Und Dichter, besonders Dichter, sind nun mal Exhibitionisten. Sie kehren gerne ihr Inneres nach Außen. Ob der Leser dann mit dem, was durch die Sprache zum Vorschein kommt, überhaupt etwas anfangen kann, hängt von mehreren Faktoren ab: der inhaltlichen Lebensnähe, der Verständlichkeit, aber auch vom (manchmal guten) Willen des Lesers.

Horst Samson (*1954) ist ein Dichter, der diese Kriterien erfüllt und dem man nach der Lektüre dieses Buches je mehr („nur“ geht nie) verständnisvolle Leser wünscht. Diese wiederum dürften mit der Hauptthematik der samsonschen Lyrik kein Problem haben – besonders wenn sie den südosteuropäischen Landstrich, aus dem der Autor stammt, kennen. Aber auch Leser, denen sowohl er als auch seine Biografie fremd sind, dürften mit dieser Dichtkunst keine Probleme haben. Das gilt ganz besonders für die hier veröffentlichten Verse – nur ein kleiner Teil seines lyrischen Œvres.

Der Leser hat es mit diesen Gedichten insofern leicht, als viele Rezensionen und literaturkritische Abhandlungen ihm einen Führungsstab an die Hand geben. Über die Heimat als Versuchung zu schreiben, heißt eigentlich, auch Rezensionen zu rezensieren, nicht nur Gedichte. Doch das soll hier unterbleiben.
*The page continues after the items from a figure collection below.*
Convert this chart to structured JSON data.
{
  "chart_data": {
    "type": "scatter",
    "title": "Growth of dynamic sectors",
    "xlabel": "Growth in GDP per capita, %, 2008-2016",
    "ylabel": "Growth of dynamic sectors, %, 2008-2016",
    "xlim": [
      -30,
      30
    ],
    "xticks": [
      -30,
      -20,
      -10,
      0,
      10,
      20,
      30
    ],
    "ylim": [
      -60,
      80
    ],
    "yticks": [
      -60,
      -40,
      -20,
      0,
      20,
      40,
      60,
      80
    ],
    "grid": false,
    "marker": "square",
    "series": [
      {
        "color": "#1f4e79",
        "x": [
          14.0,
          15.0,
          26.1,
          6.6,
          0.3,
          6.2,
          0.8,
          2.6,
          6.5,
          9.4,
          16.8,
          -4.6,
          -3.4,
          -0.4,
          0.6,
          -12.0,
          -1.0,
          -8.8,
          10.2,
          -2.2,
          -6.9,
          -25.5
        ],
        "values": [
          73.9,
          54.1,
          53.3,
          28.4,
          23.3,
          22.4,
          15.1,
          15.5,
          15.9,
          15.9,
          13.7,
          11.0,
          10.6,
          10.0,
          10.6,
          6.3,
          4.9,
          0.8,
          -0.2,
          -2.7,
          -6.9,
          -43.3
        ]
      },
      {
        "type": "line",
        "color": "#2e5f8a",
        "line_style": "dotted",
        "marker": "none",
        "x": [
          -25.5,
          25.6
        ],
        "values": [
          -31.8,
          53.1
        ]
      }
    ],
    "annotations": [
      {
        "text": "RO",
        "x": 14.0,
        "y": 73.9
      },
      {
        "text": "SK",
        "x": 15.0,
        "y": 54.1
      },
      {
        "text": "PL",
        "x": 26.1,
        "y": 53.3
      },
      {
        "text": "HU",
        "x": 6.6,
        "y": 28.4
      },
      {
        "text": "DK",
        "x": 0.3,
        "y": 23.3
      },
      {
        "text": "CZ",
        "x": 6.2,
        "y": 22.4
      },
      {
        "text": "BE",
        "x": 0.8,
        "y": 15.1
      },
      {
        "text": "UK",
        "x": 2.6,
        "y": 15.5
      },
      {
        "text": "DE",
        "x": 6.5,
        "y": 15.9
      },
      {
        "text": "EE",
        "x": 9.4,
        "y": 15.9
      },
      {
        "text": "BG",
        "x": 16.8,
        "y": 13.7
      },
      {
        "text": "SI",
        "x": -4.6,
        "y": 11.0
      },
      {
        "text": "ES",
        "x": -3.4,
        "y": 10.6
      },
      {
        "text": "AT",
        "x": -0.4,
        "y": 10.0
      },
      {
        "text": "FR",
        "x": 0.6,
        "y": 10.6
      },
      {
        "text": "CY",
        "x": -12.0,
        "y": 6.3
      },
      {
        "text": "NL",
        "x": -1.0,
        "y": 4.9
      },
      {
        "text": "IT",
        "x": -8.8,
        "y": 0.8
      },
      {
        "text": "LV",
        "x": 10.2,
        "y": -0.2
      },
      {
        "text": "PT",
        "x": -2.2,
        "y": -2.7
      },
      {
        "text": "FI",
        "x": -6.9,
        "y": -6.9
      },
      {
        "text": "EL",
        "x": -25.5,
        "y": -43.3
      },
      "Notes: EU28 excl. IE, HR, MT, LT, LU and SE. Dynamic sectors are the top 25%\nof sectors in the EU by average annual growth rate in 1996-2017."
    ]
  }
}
Nur so viel: Wenn ich mich nicht verzählt habe, gibt es in diesem Buch 28 solcher Texte, also Gelegenheit genug, die Lyrik Horst Samsons kennenzulernen. Luzian Geier zieht anhand einer lyrischen Standortbestimmung Horst Samsons in Temeswar und Frankfurt/Main ein „vorläufiges Fazit“: „Der Autor Horst Samson ist hierzulande gut an– und aufgenommen worden, unbeantwortet bleibt die Frage, ob er auch (ganz) angekommen ist!?“

Ich würde sagen, nein. Samson ist zwar ein bekennender Dichter, aber er kann auch Prosa. Und wie! Seine Essays (und Interviews) sind zum Teil sprachlich fein ziseliert, kommen andererseits aber sogar unterschwellig grobschlächtig und wenige Male sogar als Direktangriffe daher, wenn es zum Beispiel heißt: „Unsere liebe Freundin Herta selbst ist aber exklusiv und voll selbstbezogen. Seit ihrer Nobelierung ist das noch ein Stück weit ausgeprägter. Sie kümmert sich um ihren verdienten Ruhm, dann noch um Chinesen, gekochte Eier und fiktive Bahnhöfe, schwärmt für ihre toten Freunde, tut aber rein gar nichts für die Bücher ihrer noch lebenden Komplizen. […] Sie tritt nur mit ihrem Kammerdiener, dem Literaturfälscher Ernest Wichner, auf.“

Tja, so klingt es, wenn Literaten Leichen aus dem Keller holen. Da liegen noch einige. Man kann so etwas auch Literaturbetrieb nennen. Spannend. Auch dafür lohnt es sich, dieses Buch zu lesen. Es enthält nämlich neben dem bereits Geschilderten auch reichlich Schwarz-Weiß-Fotos und ausführliche bio- bibliografische Angaben zu den Autoren, aus denen man sogar erfährt, dass aus einem Zerspanungsmechaniker ein Germanist werden kann – und das, ohne seinen Hosenboden jemals auf einer Universitätsbank gewetzt zu haben. Auch das kann „nur“ Literatur. Da fallen mir Namen ein wie Werner Bräunig, Knut Hamsun, Wolfgang Hilbig, Erwin Strittmatter oder der berühmteste dieser Arbeiter-Schreiber-Spezies, John Steinbeck. So einer ist (rein biografisch gedacht) meines Wissens auch dieser in Horst Samsons Buch gerutschte Mark Jahr.

So liegt mit dieser Blumenlese ein Jahrmarkt der Ideen, Gefühle, Ansichten, Einsichten, Erkenntnissen und weiterhin auch vieler offener Fragen, wie Marcel Reich-Ranitzki sagen würde, auf dem Tisch. Ein gewaltiger Schinken Literatur, den es sich lohnt, genießend zu verzehren.